Le fait que ces marsupiaux ne soient pas des quadrupèdes, mais bien, comme l'homme, des bipèdes, est significatif (3). La libération des membres antérieurs pour des activités de manipulation de l'environnement est probablement une condition nécessaire à la distribution des fonctions de façon asymétrique dans le cerveau, et, secondairement, à l'association plus spécifique d'une fonction (ou de plusieurs) avec la dominance manuelle.
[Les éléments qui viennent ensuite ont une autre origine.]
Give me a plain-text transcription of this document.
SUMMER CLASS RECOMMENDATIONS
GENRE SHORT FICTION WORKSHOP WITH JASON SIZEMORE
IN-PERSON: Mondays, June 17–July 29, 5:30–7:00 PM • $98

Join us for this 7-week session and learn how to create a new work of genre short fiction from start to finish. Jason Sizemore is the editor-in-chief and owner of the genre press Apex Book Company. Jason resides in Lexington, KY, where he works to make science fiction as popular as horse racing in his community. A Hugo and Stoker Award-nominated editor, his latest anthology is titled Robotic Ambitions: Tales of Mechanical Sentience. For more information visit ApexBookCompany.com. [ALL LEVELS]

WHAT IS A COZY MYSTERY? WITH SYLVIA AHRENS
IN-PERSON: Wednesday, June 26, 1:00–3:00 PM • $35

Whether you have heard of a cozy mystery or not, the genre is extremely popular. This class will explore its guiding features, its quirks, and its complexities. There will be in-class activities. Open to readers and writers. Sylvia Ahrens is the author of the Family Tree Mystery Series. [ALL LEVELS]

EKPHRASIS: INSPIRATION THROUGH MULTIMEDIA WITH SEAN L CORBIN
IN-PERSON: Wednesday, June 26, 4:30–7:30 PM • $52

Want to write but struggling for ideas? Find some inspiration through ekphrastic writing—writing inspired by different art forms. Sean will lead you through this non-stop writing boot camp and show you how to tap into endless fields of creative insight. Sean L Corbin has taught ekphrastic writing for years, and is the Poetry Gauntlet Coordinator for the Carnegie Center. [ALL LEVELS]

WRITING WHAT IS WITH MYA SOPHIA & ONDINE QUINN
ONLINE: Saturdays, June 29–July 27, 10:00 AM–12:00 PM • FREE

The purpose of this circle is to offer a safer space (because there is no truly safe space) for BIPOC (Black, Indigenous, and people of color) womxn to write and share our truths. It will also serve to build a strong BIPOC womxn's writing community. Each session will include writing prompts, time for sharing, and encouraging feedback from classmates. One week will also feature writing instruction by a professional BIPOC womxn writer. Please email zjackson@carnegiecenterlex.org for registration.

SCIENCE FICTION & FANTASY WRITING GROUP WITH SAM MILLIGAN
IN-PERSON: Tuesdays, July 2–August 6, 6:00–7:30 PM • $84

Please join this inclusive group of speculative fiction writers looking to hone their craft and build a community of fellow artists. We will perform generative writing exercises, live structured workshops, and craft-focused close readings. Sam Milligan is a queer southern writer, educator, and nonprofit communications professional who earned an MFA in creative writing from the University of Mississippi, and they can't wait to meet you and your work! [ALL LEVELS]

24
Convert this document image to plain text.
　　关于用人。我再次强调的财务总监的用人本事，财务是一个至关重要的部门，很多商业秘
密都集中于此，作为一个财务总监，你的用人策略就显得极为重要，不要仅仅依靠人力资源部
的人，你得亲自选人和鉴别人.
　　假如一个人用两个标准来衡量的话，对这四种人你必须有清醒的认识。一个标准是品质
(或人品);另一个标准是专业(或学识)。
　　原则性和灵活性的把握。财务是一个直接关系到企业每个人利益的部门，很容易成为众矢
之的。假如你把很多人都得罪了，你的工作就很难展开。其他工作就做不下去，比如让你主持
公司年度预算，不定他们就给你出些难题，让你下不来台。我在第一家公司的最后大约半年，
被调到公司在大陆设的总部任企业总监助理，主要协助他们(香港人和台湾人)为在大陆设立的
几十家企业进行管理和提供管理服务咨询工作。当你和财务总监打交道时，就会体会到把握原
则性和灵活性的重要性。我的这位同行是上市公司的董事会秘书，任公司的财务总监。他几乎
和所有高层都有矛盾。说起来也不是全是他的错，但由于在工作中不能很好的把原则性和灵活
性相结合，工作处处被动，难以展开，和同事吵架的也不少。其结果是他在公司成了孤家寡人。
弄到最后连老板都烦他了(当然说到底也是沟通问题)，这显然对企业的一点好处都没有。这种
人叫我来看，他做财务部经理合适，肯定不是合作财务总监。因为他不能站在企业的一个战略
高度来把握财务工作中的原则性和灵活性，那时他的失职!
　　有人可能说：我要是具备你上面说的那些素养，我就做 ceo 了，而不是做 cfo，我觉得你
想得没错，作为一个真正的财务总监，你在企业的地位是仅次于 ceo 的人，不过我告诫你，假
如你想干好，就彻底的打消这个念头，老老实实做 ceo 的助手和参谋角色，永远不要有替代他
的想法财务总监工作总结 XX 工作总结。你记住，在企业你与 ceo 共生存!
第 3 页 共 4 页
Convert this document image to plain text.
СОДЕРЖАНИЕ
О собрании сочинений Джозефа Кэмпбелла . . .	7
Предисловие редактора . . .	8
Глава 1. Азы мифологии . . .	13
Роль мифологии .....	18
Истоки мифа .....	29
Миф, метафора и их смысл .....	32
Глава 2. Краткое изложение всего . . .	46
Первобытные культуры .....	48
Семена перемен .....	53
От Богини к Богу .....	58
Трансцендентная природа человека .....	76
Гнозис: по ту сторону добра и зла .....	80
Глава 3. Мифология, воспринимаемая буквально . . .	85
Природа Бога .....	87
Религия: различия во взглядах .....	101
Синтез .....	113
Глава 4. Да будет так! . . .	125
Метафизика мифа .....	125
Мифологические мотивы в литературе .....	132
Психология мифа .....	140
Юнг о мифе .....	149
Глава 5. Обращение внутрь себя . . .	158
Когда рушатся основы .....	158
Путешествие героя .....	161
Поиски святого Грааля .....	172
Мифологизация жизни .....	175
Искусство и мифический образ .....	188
Pourtant, de nombreuses questions restent en suspens : si la bipédie et la libération de la préhension manuelle permettent le développement de l'asymétrie cérébrale, pourquoi seulement l'homme et le kangourou ? La dominance manuelle gauche du kangourou signifie-t-elle réellement que le marsupial a développé des compétences cérébrales latéralisées ? les spécialisations hémisphériques, par exemple concernant les émotions, ont-elle nécessairement trait à la dominance manuelle ? Et si bifurcation il y a eu dans l'évolution de l'homme, des primates, des mammifères, et donc, des marsupiaux, pour quel avantage évolutif ?

L'asymétrie cérébrale recèle encore bien des mystères, mais aujourd'hui, nous ne pouvons plus être certain qu'elle est l'apanage de l'espère humaine...

Notes

* en majorité, bien sûr. Les gauchers sont également des humains.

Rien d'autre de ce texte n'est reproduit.